- The sternwheeler Discovery III on the Chena River near Fairbanks, Alaska.

History

United States
- Builder: Nichols Brothers shipyard, Whidbey Island, Washington
- Laid down: 1986
- Launched: May 31, 1987
- Christened: May 9, 1987
- In service: July 4, 1987
- Homeport: Fairbanks, Alaska
- Nickname(s): "D3"
- Status: Active in service

General characteristics
- Displacement: 280 tons
- Length: 156 ft (48 m)
- Beam: 34 ft (10 m)
- Draft: 3 ft (0.91 m)
- Propulsion: (2) 540 hp 12V71 diesel engines by Emerson Diesel powering a hydraulic propulsion system which turns a 20 ft-diameter (6.1 m) paddlewheel.
- Capacity: 900
- Complement: 5-9 (Captain, First Mate, Lead Deckhand, 2-6 Deckhands)

= Discovery III =

Discovery III, built in 1987, is the third of three Discovery sternwheel riverboats operated by the Riverboat Discovery company. Discovery III is still in use as a tour vessel on the Chena and Tanana rivers near Fairbanks, Alaska.

==History==
Discovery III came into being in 1987 as a result of increased tour traffic to the Riverboat Discovery. Due to increased passenger numbers, the company frequently had to turn away potential guests due to the limited capacity of Discovery II, their primary tour boat. As a result, in 1986 Captain Jim Binkley and his three sons began planning for the construction of a third sternwheeler for the company, which would be named Discovery III.

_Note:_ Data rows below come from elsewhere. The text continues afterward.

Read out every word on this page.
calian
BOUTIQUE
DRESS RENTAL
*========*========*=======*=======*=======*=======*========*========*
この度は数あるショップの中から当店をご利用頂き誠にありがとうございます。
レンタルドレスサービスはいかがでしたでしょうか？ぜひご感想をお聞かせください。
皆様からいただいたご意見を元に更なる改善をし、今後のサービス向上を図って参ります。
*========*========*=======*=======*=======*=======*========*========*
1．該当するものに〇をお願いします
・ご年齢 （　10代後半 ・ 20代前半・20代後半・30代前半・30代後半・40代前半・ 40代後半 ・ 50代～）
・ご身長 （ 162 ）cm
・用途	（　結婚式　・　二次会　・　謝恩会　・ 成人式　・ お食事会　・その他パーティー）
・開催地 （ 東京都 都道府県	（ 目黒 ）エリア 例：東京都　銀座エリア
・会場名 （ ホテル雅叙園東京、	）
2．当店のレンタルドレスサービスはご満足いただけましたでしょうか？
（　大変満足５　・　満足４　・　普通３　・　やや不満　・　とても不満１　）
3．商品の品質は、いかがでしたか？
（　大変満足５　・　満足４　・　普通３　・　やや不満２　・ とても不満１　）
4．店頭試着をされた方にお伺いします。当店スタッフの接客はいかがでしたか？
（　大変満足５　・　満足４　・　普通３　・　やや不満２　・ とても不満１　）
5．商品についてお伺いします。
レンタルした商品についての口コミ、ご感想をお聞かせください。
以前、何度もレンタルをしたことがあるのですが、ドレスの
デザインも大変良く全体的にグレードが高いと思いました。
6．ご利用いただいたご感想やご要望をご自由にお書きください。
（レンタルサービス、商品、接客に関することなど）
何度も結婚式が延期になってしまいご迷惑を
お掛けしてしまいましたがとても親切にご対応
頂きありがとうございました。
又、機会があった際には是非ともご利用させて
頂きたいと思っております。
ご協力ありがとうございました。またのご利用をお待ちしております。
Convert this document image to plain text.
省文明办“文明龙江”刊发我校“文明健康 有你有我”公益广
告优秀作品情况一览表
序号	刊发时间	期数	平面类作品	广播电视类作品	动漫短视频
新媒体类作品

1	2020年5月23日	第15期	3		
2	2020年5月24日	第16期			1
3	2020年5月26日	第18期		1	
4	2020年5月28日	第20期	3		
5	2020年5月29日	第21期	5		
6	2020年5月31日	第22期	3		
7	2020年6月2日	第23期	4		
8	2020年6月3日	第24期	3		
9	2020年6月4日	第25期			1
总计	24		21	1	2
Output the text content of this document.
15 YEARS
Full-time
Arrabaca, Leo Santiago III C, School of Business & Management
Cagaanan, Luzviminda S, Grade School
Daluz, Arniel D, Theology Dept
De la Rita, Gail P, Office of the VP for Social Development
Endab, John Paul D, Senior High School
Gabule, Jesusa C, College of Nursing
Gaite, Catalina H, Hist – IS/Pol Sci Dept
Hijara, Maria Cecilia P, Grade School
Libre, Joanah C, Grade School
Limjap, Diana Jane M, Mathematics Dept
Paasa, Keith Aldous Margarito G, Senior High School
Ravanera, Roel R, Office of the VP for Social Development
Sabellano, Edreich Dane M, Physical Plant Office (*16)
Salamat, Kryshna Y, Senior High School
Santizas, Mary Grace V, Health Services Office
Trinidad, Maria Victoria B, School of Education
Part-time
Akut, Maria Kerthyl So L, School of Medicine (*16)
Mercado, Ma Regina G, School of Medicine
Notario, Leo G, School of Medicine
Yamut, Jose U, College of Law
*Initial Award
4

Plans for Discovery III were finalized by the fall of 1986, and the Binkley family hired the Nichols Brothers Boat Builders, Inc. to build the superstructure of the boat's hulls and decks. Construction began in the late fall of 1986 at the Nichols Brothers shipyard in Whidbey Island, Washington.

Construction of Discovery III was completed 8 months later, in early May 1987. The boat was christened May 9, 1987, in Langley, Washington, and afterward was taken by barge north to the mouth of the Yukon River at St. Marys, Alaska.

Once in St. Marys, the barge was sunk from underneath Discovery III and she began the trip up the Yukon River to Fairbanks, Alaska. In order to make the journey as quickly as possible, Discovery III was driven up the river almost non-stop, with only occasional landings at villages for fuel and brief tours of the vessel by village residents. After a nine-day journey over 1,000 miles up the Yukon River drainage, the Discovery III arrived in Fairbanks on July 3, 1987. She was put into passenger service the following day, on July 4.

Since 1987, Discovery III has been the primary tour vessel operated by the Riverboat Discovery. She makes twice-daily trips throughout the summer from mid-May to mid-September on the Chena and Tanana Rivers.